Sobieski pauses. Either an animal has been wounded in close proximity to Michaud or someone who should be forbidden from coming within ten feet of a microphone is singing: “I’m a cowboyyy, on a steel horse I ride . . .”

“Obviously,” Michaud says, “you’re thinking there’s something else.”

“Well, sort of.” She tells him about the martini on the counter, the restaurant page on Patrick Lau’s phone, Lau’s recent social and financial history, and about the way that Emily Cheng looked downward after her final question. “The guy absolutely made some money today.”

“Well, those things happen in the financial industry. And even if you’re right, and he made it illegally,” Michaud responds, “it sounds like it’s Hong Kong’s problem. Mo’s problem; not TFI’s.”

“Agreed. But Mo did ask us to take a closer look. And you wouldn’t have sent me if you didn’t think . . .”

“Okay, then. Run it. But you’ve got to promise: This is a murder investigation, big money. Who knows what level of scum. Russian mob scum. In-house bank scum. And it’s not a distinctly American thing. If this becomes something more than a numbers case . . . data . . . electronic paper trail . . . anything more than that . . . if it gets dangerous in any way, you pull back.”

“Right.”

“No reason to risk your life over some scumbag’s money.”

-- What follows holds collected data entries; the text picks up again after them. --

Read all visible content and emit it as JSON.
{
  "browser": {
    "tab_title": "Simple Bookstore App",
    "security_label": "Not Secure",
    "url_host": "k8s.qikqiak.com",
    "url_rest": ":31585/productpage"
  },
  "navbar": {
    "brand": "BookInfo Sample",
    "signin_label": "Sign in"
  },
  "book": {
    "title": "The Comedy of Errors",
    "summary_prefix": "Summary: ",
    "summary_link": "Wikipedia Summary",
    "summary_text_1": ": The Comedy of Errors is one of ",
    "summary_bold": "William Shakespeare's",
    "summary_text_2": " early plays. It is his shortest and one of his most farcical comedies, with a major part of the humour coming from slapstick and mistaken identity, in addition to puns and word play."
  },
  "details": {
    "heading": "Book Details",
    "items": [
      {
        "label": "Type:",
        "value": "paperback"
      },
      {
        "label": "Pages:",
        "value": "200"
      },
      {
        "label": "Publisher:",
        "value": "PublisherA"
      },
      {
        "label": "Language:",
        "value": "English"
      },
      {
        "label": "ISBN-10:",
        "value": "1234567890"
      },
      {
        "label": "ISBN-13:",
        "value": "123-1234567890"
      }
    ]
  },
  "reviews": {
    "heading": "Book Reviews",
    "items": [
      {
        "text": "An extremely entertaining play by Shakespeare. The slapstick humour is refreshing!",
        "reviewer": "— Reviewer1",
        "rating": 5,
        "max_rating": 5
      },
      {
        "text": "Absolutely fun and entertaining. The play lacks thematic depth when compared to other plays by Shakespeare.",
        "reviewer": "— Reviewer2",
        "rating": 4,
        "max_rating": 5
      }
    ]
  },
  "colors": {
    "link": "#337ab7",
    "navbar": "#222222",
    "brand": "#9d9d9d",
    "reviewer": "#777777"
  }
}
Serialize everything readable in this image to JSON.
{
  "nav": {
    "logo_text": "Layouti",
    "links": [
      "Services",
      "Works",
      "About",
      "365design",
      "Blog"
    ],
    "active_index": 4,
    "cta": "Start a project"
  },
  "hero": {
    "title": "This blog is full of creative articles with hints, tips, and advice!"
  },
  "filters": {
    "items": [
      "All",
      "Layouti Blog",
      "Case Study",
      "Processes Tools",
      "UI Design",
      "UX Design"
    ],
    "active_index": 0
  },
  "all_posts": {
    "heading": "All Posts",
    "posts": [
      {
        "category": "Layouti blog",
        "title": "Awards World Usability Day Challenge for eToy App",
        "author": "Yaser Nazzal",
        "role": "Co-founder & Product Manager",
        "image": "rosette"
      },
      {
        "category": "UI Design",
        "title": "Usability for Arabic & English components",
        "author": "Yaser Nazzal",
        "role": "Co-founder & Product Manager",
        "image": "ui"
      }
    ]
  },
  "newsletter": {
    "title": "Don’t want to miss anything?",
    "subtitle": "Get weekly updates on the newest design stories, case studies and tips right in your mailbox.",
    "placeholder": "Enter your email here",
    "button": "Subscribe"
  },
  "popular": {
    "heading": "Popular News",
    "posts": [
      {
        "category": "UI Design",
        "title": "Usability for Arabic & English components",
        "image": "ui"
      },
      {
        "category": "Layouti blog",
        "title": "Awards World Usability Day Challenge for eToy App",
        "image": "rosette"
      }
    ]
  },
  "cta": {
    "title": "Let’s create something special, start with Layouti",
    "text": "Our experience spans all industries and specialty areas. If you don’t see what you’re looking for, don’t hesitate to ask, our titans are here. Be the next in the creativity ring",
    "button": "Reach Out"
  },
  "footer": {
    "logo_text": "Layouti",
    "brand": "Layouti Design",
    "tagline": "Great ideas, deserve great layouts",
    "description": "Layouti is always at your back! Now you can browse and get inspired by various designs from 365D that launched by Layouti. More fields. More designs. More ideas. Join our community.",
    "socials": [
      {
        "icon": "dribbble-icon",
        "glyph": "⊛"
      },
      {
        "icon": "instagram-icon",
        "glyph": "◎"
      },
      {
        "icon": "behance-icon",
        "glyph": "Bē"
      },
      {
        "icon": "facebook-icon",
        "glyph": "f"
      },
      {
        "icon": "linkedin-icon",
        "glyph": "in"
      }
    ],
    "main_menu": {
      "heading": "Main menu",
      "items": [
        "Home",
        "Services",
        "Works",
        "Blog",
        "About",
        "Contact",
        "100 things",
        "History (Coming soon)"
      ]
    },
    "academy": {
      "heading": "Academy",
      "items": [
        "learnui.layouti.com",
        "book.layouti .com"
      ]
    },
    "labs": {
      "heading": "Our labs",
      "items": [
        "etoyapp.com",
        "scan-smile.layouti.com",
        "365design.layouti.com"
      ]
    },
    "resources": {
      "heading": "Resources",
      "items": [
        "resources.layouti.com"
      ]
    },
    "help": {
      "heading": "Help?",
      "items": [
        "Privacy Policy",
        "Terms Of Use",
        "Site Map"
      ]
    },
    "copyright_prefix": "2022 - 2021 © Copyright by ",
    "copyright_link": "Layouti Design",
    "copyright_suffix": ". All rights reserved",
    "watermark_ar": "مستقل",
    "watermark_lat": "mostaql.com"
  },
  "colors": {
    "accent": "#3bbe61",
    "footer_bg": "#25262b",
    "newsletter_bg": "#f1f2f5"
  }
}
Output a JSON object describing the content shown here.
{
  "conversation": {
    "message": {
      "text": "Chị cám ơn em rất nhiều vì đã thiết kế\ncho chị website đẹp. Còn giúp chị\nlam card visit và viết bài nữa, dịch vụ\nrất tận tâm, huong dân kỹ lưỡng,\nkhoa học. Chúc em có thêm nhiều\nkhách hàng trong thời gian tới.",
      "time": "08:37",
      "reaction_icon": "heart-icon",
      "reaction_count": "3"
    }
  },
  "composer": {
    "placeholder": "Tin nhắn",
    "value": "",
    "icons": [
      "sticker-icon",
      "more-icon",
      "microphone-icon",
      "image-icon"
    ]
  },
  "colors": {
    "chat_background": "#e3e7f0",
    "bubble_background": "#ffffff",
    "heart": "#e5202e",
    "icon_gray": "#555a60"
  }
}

“Right,” Sobieski answers.

“Want me to make the call?”

“No, I got it.”

“Of course you do, Sobi. Always doing the right thing. Meantime, feel like coming downtown to do a little duet, maybe a little Captain and Tennille with me?”

“Who?”

“Ashford and Simpson?”

“I don’t follow.”

“Ike and Tina, with me as Tina?”

“Good night, Michaud.” She hangs up and looks out her window at the closed stalls of Stanley Market. Not the spectacular harbor view that Patrick Lau had, but in the daytime it pulses with tourists and vendors. Sobieski likes the energy and the kinetic vibe of the human interactions happening all around her. Even if, after two years on Hong Kong Island, she doesn’t know very many of the humans and a scant few of the interactions involve her.

She decides that in the morning, after she works out, she’ll visit the tech center and do a secure and thorough search on any recent activity at Hang Seng Bank. But for now she is content to fix a cup of Chinese chrysanthemum tea purchased yesterday at a market stall not a hundred feet from her front door and use her own laptop to conduct an informal midnight inquiry into the life and times of Patrick Lau.

Always doing the right thing.

Why? Because it’s more or less her job, and it keeps her out of trouble. But also because this stranger’s death has forced her to contemplate the parallel circumstances of her own life and a world where a single, good-looking, twenty-nine-year-old, allegedly successful financial expert can die alone in a Hong Kong apartment, and no one seems to care.